Speaking at the same Monday conference, Douglas Elliott, a partner at consultancy Oliver Wyman focused on bank rules, said that U.S. GSIB capital could fall as much as 10% in coming years, depending on how other details shake out. The U.S. changes have sparked a global deregulatory race as other countries worry their banks could be put at a disadvantage. ‘That's a significant shift in competitiveness toward U.S. banks and frankly they've already been winning,’ he added.”
Almost eleven years after its launch as a prepaid card, the UK fintech Revolut can call itself a bank after gaining a full and unrestricted UK banking licence. Along with Monzo and Starling, Revolut was one of the first UK fintechs to launched around 2015 with the promise of low FX charges for the many UK residents who regularly travelled to Europe. With the UK in the EU, a UK banking licence would offer a banking licence throughout Europe, but a yes vote in the Brexit referendum in 2016 upended that UK privilege, and sent all of the fintechs off in search of a new strategy. In 2018, Revolut gained a specialised banking licence in Lithuania which allowed it to operate throughout the EU, before getting a full Lithuanian licence in 2021.
The fintech first applied for a UK licence in 2021 but has faced a longer than usual wait and greater scrutiny in the UK after challenges including a qualified audit opinion in 2021. The fintech was granted a banking licence with restrictions in September 2024, which limited the bank to holding £50,000 in customer deposits. In the meantime, the bank continued to expand elsewhere, acquiring a banking licences in Mexico. Its valuation jumped from £4.2 billion in 2020 to $75 million in late 2025, becoming the most valuable fintech in Europe. It’s been a source of pride to UK politicians, with the Vice Chancellor trying to arrange a meeting between Revolut and the UK regulator to push forward the licence.

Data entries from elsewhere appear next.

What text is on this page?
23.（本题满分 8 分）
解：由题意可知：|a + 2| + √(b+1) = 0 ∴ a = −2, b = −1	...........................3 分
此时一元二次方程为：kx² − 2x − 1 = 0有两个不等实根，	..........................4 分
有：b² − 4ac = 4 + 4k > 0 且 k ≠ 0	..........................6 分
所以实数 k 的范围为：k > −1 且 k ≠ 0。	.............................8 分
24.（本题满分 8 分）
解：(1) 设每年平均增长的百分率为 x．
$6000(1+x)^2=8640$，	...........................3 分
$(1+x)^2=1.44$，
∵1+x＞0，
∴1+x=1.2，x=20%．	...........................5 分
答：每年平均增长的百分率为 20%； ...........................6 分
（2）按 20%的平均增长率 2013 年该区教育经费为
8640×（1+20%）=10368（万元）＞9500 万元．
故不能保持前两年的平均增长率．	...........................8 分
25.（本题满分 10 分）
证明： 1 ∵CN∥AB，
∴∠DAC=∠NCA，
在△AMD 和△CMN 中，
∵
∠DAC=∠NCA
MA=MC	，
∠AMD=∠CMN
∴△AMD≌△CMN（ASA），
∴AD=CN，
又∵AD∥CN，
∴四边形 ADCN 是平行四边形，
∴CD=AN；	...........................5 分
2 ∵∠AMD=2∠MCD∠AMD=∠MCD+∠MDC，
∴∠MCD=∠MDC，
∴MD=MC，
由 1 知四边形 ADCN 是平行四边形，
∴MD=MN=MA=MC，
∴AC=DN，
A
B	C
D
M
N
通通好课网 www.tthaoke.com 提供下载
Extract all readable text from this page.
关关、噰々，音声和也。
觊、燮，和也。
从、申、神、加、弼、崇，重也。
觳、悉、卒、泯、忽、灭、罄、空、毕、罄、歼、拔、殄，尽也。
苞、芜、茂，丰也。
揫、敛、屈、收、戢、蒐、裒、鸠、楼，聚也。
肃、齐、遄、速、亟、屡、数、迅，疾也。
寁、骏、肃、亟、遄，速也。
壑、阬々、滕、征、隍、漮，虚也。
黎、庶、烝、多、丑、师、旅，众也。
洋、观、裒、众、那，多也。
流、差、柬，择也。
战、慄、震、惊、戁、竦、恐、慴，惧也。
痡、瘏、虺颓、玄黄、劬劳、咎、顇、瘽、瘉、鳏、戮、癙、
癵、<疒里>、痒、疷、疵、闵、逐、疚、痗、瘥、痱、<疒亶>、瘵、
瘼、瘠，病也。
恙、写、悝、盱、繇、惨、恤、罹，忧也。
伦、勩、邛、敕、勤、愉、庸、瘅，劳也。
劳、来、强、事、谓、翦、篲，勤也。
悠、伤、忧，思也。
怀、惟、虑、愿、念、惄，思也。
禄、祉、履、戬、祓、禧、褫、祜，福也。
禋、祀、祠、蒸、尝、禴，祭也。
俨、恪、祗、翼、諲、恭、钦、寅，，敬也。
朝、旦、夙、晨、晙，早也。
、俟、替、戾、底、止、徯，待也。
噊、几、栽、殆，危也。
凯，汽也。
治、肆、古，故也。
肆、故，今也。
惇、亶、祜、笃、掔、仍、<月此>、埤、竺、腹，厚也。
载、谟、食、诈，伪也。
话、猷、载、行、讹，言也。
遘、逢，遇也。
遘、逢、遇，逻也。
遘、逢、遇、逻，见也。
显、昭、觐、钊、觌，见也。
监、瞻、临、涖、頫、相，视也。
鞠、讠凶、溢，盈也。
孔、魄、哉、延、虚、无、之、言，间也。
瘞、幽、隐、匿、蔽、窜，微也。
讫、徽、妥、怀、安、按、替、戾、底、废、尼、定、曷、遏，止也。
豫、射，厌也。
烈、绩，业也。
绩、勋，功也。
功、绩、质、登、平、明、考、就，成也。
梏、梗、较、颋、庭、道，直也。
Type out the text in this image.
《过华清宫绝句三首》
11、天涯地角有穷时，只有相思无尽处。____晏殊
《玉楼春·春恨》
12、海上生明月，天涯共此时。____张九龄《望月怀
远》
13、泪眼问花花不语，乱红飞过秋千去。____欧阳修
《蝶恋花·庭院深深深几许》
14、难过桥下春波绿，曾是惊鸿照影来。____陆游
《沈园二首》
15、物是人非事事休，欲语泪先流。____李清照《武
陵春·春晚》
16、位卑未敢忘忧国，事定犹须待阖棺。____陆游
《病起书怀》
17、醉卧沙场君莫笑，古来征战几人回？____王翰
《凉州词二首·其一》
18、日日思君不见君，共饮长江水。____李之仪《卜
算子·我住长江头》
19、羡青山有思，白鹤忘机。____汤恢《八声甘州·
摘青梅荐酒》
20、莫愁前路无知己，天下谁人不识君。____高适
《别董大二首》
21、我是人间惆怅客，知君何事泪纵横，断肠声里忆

It’s likely that full approval in the UK will encourage regulators in other jurisdictions to approve banking licence applications.
Expert in fee revenue, with a wide range of services, the UK bank will now be able to start lending and earning interest income. “That
approval opens the door for Revolut to launch a credit card in the UK, two years after it applied for a consumer credit licence in a separate move to its banking licence application,” notes the FT. “The green light from its home regulator has been seen as a gateway to winning similar approvals from watchdogs in other countries and the delay was a significant barrier to the group’s global international expansion plans.” The bank already has 13 million customers in the UK, which it will now be able to offer lending. It now operates in 48 countries, and is now well along the way with its ambitions to become a global bank.